Flue-cured quota down 10.45 percent

Jan 7, 2004 12:00 PM, By Cecil H. Yancy Jr. Farm Press Editorial Staff

It could have been worse. A last-minute purchase of tobacco kept it from being disastrous. For many, it could be the final blow and an exit to growing tobacco.

Flue-cured tobacco farmers will be allowed to grow a basic quota of 10.45 percent less in 2004 than in 2003. Before U.S. Secretary of Agriculture Ann Veneman announced the flue-cured quota Dec. 15, people in the industry had anticipated a 22 percent from last year.

The national marketing quota for 2004 is 471.3 million pounds. The number is based on a formula that takes into account purchase intentions, un-manufactured exports, reserve stock adjustments and the secretary's discretionary adjustment, says Dan Stevens, director of the USDA-FSA Tobacco and Peanut Analysis staff

“It's certainly better than a 20-percent cut, but it still places farmers in a difficult position of having to decide how much longer they can continue growing tobacco,” says Blake Brown, North Carolina State University Extension ag economist.

Purchase intentions are 254.3 million pounds; the three-year average of un-manufactured exports is 228.7 million pounds; the reserve stock adjustment is minus 25.4 million pounds; and the 3-percent discretionary adjustment is 13.7 million pounds.

For each farm, the 2004 national quota will decrease 10.8 percent. During the 2003 growing season, producers marketed about 30 million pounds less than they were allowed. The under-marketings, added to the national quota, will result in an effective quota of 500 million pounds or 7 percent below 2003.

About 67.5 million pounds of tobacco were placed under the loan this year, according to USDA.

For 2004, the no-net cost assessment will be 10 cents per pound — 5 cents per pound for growers and 5 cents per pound for purchasers.

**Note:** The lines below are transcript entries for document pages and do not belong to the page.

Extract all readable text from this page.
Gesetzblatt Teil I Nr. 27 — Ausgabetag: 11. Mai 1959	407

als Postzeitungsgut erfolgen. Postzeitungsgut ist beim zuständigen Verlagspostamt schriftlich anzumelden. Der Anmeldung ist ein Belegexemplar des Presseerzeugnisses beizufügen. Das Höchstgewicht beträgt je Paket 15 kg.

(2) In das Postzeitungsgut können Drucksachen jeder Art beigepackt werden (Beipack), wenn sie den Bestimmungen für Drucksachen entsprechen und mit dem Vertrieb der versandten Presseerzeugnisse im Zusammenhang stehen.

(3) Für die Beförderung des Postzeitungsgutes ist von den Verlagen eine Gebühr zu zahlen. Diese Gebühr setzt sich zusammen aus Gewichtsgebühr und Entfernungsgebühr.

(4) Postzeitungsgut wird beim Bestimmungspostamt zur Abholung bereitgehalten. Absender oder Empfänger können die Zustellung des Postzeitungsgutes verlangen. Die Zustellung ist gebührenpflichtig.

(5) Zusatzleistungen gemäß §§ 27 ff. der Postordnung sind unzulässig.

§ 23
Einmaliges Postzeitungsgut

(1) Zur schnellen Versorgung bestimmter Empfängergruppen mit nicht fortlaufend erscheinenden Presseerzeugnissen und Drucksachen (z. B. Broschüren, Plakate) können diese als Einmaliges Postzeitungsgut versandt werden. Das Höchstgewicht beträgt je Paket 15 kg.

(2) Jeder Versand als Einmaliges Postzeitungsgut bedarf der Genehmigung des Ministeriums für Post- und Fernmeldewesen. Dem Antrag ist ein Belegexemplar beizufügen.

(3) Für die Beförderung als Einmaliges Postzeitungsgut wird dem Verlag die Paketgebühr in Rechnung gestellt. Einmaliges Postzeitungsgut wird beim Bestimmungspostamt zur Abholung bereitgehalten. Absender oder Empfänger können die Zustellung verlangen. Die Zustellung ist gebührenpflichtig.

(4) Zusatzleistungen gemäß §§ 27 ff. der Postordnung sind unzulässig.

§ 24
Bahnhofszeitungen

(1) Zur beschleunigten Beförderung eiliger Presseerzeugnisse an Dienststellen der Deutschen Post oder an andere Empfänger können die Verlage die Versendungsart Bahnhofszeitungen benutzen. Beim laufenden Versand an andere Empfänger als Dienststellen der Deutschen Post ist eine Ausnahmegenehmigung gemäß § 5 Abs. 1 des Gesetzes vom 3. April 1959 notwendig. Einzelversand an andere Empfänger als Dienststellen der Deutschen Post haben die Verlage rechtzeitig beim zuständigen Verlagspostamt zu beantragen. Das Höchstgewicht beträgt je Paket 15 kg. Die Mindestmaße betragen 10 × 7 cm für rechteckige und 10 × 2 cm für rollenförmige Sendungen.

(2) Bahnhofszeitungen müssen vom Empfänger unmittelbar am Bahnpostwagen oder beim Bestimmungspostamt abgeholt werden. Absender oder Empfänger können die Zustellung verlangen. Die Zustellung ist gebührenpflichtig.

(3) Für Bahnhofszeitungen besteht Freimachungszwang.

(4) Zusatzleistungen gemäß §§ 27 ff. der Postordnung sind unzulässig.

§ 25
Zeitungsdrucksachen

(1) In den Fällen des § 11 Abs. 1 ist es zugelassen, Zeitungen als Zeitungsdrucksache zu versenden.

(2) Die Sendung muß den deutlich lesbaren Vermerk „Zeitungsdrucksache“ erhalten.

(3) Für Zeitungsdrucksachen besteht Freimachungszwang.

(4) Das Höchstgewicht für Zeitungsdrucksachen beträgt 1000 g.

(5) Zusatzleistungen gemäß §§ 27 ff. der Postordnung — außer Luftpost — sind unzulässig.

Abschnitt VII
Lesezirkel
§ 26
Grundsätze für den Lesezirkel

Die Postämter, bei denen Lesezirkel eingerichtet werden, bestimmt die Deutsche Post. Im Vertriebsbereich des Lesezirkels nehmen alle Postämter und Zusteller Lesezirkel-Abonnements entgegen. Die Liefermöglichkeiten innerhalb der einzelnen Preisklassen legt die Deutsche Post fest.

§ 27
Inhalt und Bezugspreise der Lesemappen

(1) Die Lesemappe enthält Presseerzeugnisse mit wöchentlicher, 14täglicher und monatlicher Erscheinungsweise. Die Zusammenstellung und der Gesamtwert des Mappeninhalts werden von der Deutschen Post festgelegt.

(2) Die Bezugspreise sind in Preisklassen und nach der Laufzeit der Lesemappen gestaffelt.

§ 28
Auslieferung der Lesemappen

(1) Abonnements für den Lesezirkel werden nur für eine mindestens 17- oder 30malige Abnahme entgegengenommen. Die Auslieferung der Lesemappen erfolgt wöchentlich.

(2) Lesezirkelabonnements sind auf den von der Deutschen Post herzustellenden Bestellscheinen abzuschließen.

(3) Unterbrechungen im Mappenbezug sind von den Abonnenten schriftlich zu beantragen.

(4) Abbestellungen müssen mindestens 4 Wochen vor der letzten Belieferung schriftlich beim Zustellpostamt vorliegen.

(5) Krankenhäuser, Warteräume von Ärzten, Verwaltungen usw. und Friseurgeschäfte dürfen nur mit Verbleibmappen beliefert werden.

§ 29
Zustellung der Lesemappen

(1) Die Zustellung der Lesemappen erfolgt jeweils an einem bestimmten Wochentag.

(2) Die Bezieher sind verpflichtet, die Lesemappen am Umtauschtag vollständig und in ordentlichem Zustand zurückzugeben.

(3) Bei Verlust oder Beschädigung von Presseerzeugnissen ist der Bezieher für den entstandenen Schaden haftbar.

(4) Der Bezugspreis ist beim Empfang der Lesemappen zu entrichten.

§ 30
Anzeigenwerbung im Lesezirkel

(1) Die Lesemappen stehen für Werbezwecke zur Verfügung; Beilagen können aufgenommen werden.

Last-minute moves cushioned the blow for farmers.

R.J. Reynolds Tobacco Co. and Philip Morris were among several buyers who bought 45 million pounds of surplus, following pleas from North Carolina Gov. Mike Easley and members of Congress. The Flue-Cured Tobacco Cooperative Stabilization Corporation bought the surplus after it failed to sell.

The purchase brought the cut down to 14 percent. Veneman then used her 3-percent discretion to bring the cut to just over 10 percent.

The cut, however, places further pressure on flue-cured producers.

“You can certainly say that a large number of farmers who have been trying to hang on waiting for a buyout may not be able to continue,” Brown says. “Many of these farmers are near retirement age or their farms have become too small to be economically viable. I certainly wouldn't be surprised if there were fewer flue-cured growers in 2004.”

Growers still have hopes for a tobacco buyout.

“The buyout will come back up on Jan. 20 when Congress reconvenes,” Brown says. “It's possible that the Senate could see something happen in terms of FDA and the buyout.

“There continues to be opposition to regulation and anything that looks like a tax in the House,” Brown says. “It's not dead yet, but there are significant obstacles to overcome.”